While it’s exciting to hear that a teacher can help another school district innovate, what’s even more exciting to see is the effect on Charlie. The experience of designing a new solution – even for another school – gave him more confidence to design solutions within his own school walls. He has now been appointed the director of faculty development in his school and infuses the process and mindsets of design thinking into the way he collaborates with his teachers, inspiring them to be designers of the interactions in their classrooms and across the school.
Which brings me to Andrew. I met Andrew when he was a 10th grade student at the Henry Ford Learning Institute in Dearborn, Michigan. A year before, Andrew had taken an introductory course about design thinking, and I wanted to understand what stuck with him. He told me that his favorite project was the one where they got to redesign a nametag for someone else. I was surprised to hear that something so simple could have had such lasting impact on him, so I pressed further.
Andrew told me that he never realized he could make something that made someone else happy... and how good that felt. He had learned new things about himself – that he could be a leader, that he could effect someone else's experience, that he could understand someone else’s needs and interests and make something meaningful from it. When I asked Andrew what he felt he could design now, based on the learnings from designing that name tag, he said “Well, the state economy of Michigan could use some help. And the school cafeteria. I'd like to redesign the school cafeteria.”
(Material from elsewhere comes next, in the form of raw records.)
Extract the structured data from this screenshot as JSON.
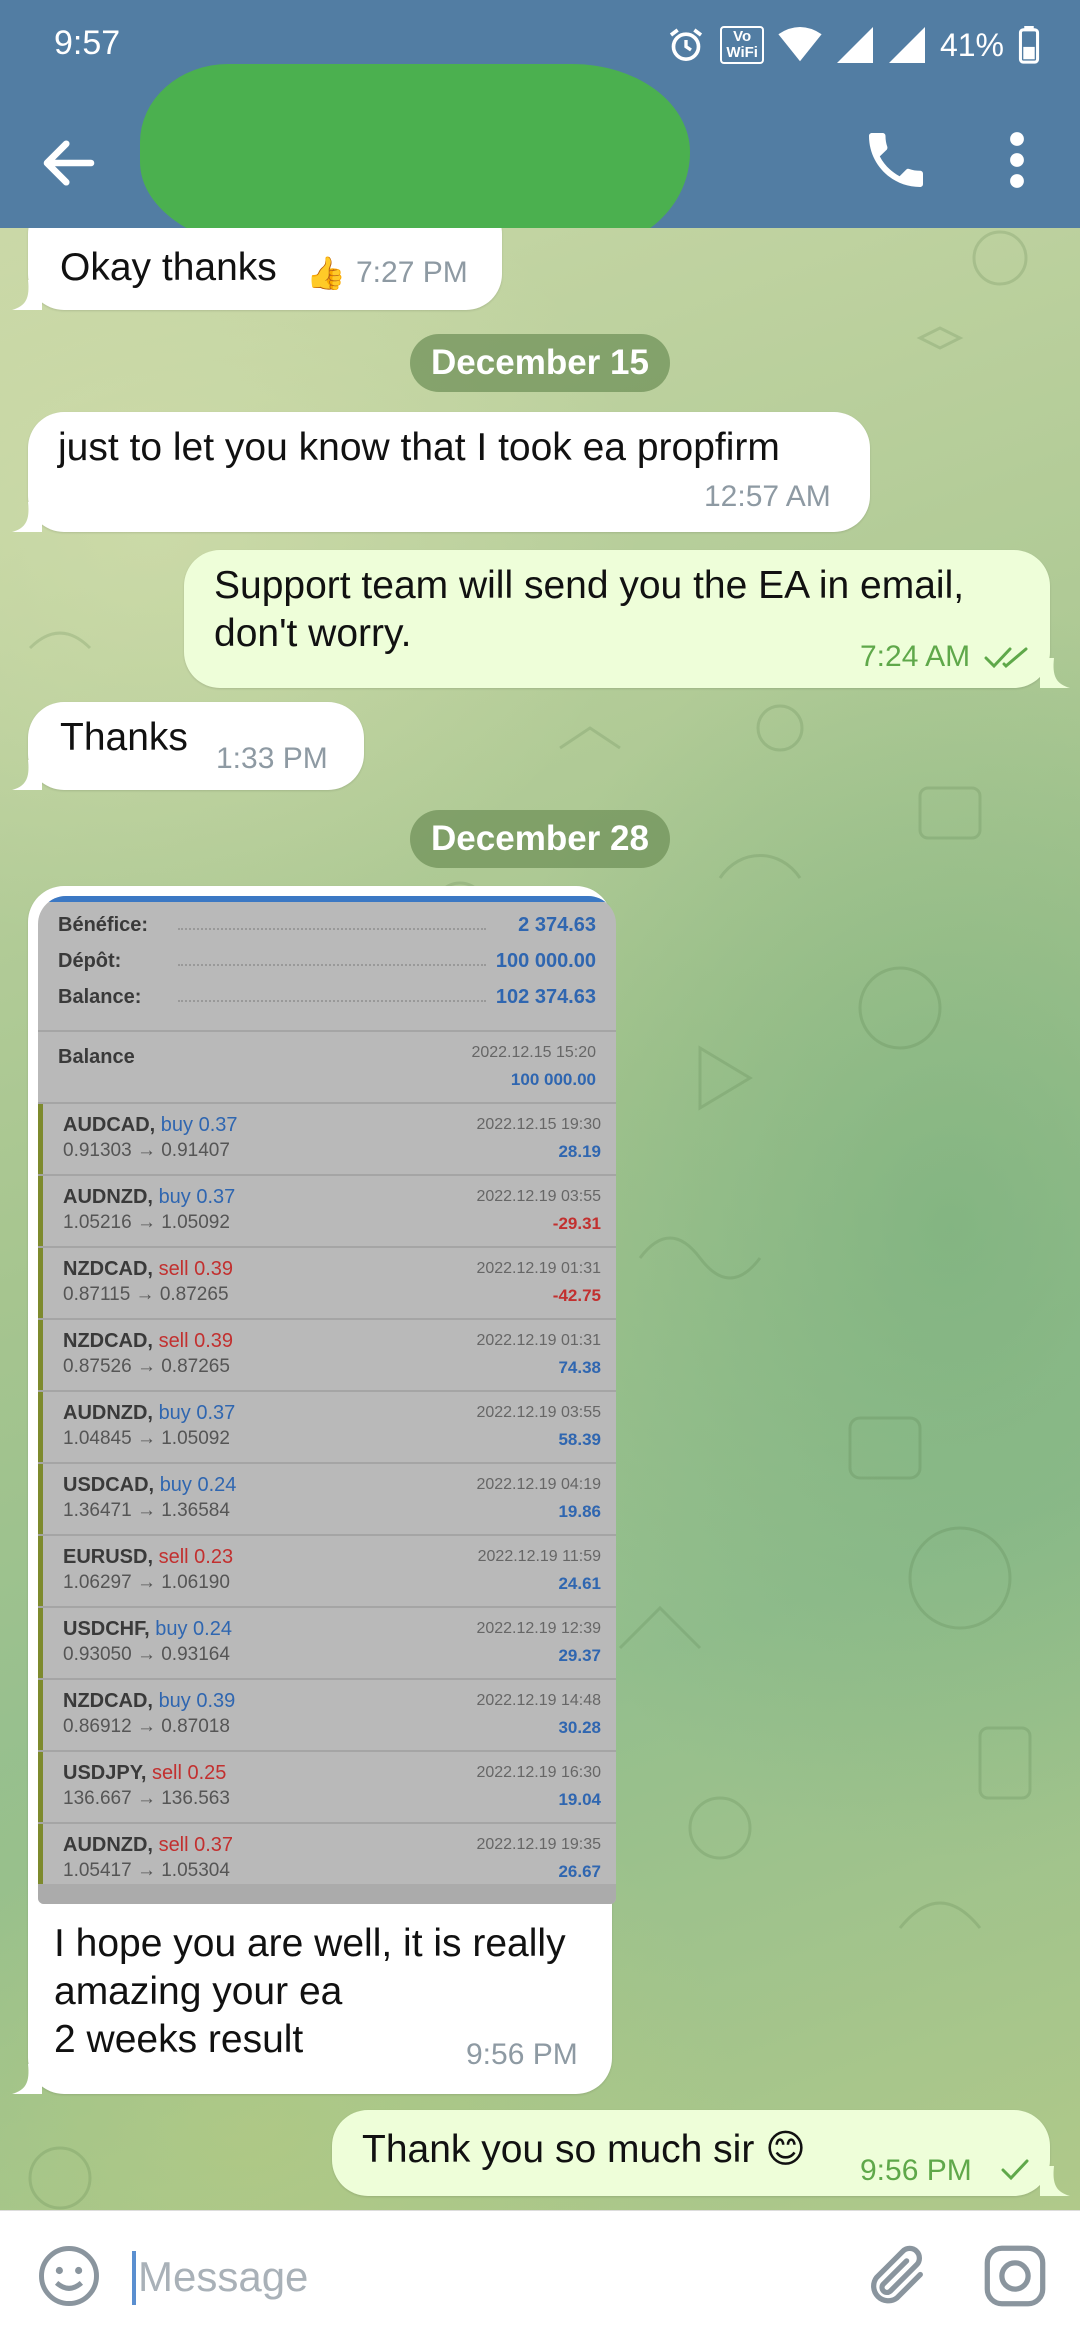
{
  "status_bar": {
    "time": "9:57",
    "volte": "Vo\u0000WiFi",
    "battery": "41%"
  },
  "app_bar": {
    "back_icon": "arrow-left-icon",
    "call_icon": "phone-icon",
    "menu_icon": "more-vert-icon"
  },
  "messages": [
    {
      "direction": "in",
      "text": "Okay thanks",
      "reaction": "👍",
      "time": "7:27 PM"
    },
    {
      "date": "December 15"
    },
    {
      "direction": "in",
      "text": "just to let you know that I took ea propfirm",
      "time": "12:57 AM"
    },
    {
      "direction": "out",
      "text_lines": [
        "Support team will send you the EA in email,",
        "don't worry."
      ],
      "time": "7:24 AM",
      "status": "double-check-icon"
    },
    {
      "direction": "in",
      "text": "Thanks",
      "time": "1:33 PM"
    },
    {
      "date": "December 28"
    },
    {
      "direction": "in",
      "caption_lines": [
        "I hope you are well, it is really",
        "amazing your ea",
        "2 weeks result"
      ],
      "time": "9:56 PM"
    },
    {
      "direction": "out",
      "text": "Thank you so much sir 😊",
      "time": "9:56 PM",
      "status": "check-icon"
    }
  ],
  "photo": {
    "summary": [
      {
        "label": "Bénéfice:",
        "value": "2 374.63"
      },
      {
        "label": "Dépôt:",
        "value": "100 000.00"
      },
      {
        "label": "Balance:",
        "value": "102 374.63"
      }
    ],
    "balance_row": {
      "label": "Balance",
      "datetime": "2022.12.15 15:20",
      "amount": "100 000.00"
    },
    "trades": [
      {
        "symbol": "AUDCAD,",
        "side": "buy 0.37",
        "prices": "0.91303 → 0.91407",
        "datetime": "2022.12.15 19:30",
        "pl": "28.19"
      },
      {
        "symbol": "AUDNZD,",
        "side": "buy 0.37",
        "prices": "1.05216 → 1.05092",
        "datetime": "2022.12.19 03:55",
        "pl": "-29.31"
      },
      {
        "symbol": "NZDCAD,",
        "side": "sell 0.39",
        "prices": "0.87115 → 0.87265",
        "datetime": "2022.12.19 01:31",
        "pl": "-42.75"
      },
      {
        "symbol": "NZDCAD,",
        "side": "sell 0.39",
        "prices": "0.87526 → 0.87265",
        "datetime": "2022.12.19 01:31",
        "pl": "74.38"
      },
      {
        "symbol": "AUDNZD,",
        "side": "buy 0.37",
        "prices": "1.04845 → 1.05092",
        "datetime": "2022.12.19 03:55",
        "pl": "58.39"
      },
      {
        "symbol": "USDCAD,",
        "side": "buy 0.24",
        "prices": "1.36471 → 1.36584",
        "datetime": "2022.12.19 04:19",
        "pl": "19.86"
      },
      {
        "symbol": "EURUSD,",
        "side": "sell 0.23",
        "prices": "1.06297 → 1.06190",
        "datetime": "2022.12.19 11:59",
        "pl": "24.61"
      },
      {
        "symbol": "USDCHF,",
        "side": "buy 0.24",
        "prices": "0.93050 → 0.93164",
        "datetime": "2022.12.19 12:39",
        "pl": "29.37"
      },
      {
        "symbol": "NZDCAD,",
        "side": "buy 0.39",
        "prices": "0.86912 → 0.87018",
        "datetime": "2022.12.19 14:48",
        "pl": "30.28"
      },
      {
        "symbol": "USDJPY,",
        "side": "sell 0.25",
        "prices": "136.667 → 136.563",
        "datetime": "2022.12.19 16:30",
        "pl": "19.04"
      },
      {
        "symbol": "AUDNZD,",
        "side": "sell 0.37",
        "prices": "1.05417 → 1.05304",
        "datetime": "2022.12.19 19:35",
        "pl": "26.67"
      }
    ]
  },
  "input": {
    "placeholder": "Message",
    "emoji_icon": "emoji-icon",
    "attach_icon": "paperclip-icon",
    "camera_icon": "camera-icon"
  }
}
These stories represent, to me, the heart of what’s needed for the future of education. A system that fosters capabilities and resilience that allow people to navigate the rapidly changing world that they are stepping into, by continuously designing what we would like it to become. While design thinking isn’t the silver bullet to solving everything, it does have a significant role to play in creating these new models of education and preparing students to thrive in the future. And, it may even help bring back some of the joy in learning.